La guérison de l'infirme a eu lieu à cause de la foi de Pierre et de Jean dans le nom de Jésus, c'est-à-dire sa personne, qui il est en tant que Seigneur de gloire. Dans le livre des Actes, il n'y a pas moins de 33 références au nom de Jésus.

Versets 17-18

Je continue.

À présent, mes frères, je sais bien que vous avez agi sans savoir ce que vous faisiez, aussi bien vous que vos chefs. Mais Dieu a accompli de cette manière ce qu'il avait annoncé d'avance par tous ses prophètes : le Messie qu'il avait promis d'envoyer devait souffrir (Actes 3.17-18).

Après avoir donné une explication de la guérison et affirmé la responsabilité de ses auditeurs, Pierre va maintenant les exhorter à s'amender. Il reconnaît tout d'abord qu'ils ont agi par ignorance, dans le sens où ils n'avaient pas reconnu que Jésus était vraiment le Messie. Or dans l'Ancien Testament, les sacrifices couvraient les fautes commises par inadvertance ou encore les menus larcins commis contre son prochain. Mais tous les autres péchés étaient considérés à main levée contre l'Éternel , c'est-à-dire une rébellion et donc un crime de lèse-majesté qui entraînait automatiquement la peine de mort.

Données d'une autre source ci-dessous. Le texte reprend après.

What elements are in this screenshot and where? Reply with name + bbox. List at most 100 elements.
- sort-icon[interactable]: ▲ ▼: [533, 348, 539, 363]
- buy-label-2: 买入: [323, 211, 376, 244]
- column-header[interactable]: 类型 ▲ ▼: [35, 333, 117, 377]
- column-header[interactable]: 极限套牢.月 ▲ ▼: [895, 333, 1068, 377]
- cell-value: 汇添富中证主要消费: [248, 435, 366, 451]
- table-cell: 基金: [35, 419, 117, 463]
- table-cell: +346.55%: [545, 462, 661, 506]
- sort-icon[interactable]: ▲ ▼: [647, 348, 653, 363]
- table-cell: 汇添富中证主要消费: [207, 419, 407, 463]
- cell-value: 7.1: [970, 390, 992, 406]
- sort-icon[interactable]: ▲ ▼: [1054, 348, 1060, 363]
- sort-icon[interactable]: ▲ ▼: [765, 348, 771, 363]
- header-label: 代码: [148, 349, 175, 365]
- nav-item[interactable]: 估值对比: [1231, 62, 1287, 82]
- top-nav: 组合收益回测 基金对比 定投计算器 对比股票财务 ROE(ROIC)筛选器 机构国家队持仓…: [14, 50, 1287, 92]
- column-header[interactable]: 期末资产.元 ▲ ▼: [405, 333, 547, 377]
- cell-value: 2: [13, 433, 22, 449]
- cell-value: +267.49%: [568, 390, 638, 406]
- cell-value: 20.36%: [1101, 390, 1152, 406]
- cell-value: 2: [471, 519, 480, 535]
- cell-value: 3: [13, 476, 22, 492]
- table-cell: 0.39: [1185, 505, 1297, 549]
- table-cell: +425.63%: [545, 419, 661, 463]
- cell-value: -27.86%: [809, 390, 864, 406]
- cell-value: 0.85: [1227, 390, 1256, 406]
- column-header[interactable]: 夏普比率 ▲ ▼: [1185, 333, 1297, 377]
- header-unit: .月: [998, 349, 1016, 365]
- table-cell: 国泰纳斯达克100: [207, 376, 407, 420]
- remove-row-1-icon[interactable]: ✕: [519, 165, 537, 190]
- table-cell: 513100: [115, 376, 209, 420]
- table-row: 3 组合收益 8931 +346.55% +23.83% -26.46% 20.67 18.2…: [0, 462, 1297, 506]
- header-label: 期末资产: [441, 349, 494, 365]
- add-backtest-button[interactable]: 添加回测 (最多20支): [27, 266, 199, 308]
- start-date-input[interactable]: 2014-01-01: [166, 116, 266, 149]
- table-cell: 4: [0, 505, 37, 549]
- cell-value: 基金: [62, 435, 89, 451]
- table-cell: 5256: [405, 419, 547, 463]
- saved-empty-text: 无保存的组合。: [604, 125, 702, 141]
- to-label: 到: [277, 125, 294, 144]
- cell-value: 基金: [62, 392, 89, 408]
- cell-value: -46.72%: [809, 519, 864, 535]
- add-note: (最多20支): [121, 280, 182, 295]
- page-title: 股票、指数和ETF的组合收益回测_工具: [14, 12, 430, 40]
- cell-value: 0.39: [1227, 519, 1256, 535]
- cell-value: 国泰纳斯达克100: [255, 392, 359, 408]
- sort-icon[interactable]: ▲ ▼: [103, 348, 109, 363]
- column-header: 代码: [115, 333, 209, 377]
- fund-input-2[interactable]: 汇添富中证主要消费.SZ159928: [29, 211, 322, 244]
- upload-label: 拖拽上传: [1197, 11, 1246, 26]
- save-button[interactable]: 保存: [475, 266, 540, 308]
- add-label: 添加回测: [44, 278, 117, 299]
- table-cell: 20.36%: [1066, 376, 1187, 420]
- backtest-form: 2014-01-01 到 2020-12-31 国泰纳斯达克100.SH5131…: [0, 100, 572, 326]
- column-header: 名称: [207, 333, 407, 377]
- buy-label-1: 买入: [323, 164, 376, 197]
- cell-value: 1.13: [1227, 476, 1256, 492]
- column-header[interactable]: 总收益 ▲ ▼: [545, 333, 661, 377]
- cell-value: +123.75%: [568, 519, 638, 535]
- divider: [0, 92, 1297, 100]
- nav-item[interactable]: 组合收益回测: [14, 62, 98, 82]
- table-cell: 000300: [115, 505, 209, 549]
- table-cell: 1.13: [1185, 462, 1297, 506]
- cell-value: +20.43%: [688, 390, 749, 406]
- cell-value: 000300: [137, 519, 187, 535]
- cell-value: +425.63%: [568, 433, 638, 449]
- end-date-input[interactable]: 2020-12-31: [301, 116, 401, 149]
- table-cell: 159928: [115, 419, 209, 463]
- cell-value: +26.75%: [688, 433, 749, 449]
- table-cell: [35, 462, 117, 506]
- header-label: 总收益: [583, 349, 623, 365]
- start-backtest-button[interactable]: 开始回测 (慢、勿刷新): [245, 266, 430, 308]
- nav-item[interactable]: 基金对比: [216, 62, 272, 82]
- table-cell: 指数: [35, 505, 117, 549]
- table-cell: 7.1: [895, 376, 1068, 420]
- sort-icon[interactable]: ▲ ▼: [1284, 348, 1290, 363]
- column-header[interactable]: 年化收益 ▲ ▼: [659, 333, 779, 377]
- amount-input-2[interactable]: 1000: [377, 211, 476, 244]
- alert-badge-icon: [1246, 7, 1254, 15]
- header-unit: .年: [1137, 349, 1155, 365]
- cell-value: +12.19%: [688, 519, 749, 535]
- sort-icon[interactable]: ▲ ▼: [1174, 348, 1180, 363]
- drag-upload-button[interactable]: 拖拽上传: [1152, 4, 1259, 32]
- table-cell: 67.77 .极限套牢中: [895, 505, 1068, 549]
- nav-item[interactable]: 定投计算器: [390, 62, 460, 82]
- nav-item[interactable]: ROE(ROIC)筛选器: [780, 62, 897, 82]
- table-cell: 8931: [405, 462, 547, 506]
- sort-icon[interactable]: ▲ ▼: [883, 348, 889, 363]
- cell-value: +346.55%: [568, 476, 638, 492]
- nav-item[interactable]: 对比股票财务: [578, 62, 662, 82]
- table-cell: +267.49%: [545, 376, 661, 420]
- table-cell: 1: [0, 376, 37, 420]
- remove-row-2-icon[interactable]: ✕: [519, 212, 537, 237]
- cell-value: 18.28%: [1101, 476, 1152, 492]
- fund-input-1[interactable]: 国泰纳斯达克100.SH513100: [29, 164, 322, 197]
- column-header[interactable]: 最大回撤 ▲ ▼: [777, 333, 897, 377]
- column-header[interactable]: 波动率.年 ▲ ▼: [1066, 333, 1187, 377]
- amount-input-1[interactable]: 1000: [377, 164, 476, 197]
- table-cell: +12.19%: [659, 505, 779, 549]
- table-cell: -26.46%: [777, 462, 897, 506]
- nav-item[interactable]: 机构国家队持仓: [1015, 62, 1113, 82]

Dans la situation présente, et au travers de la culpabilité des Juifs et des Romains, Dieu a réalisé son objectif. Les prophéties de l'Ancien Testament, qui annonçaient que le Messie devait expier les péchés des hommes, se sont accomplies. Désormais, vous et moi pouvons être par la foi au bénéfice du calvaire du Christ ; c'est par ses souffrances qu'il a expié mes fautes.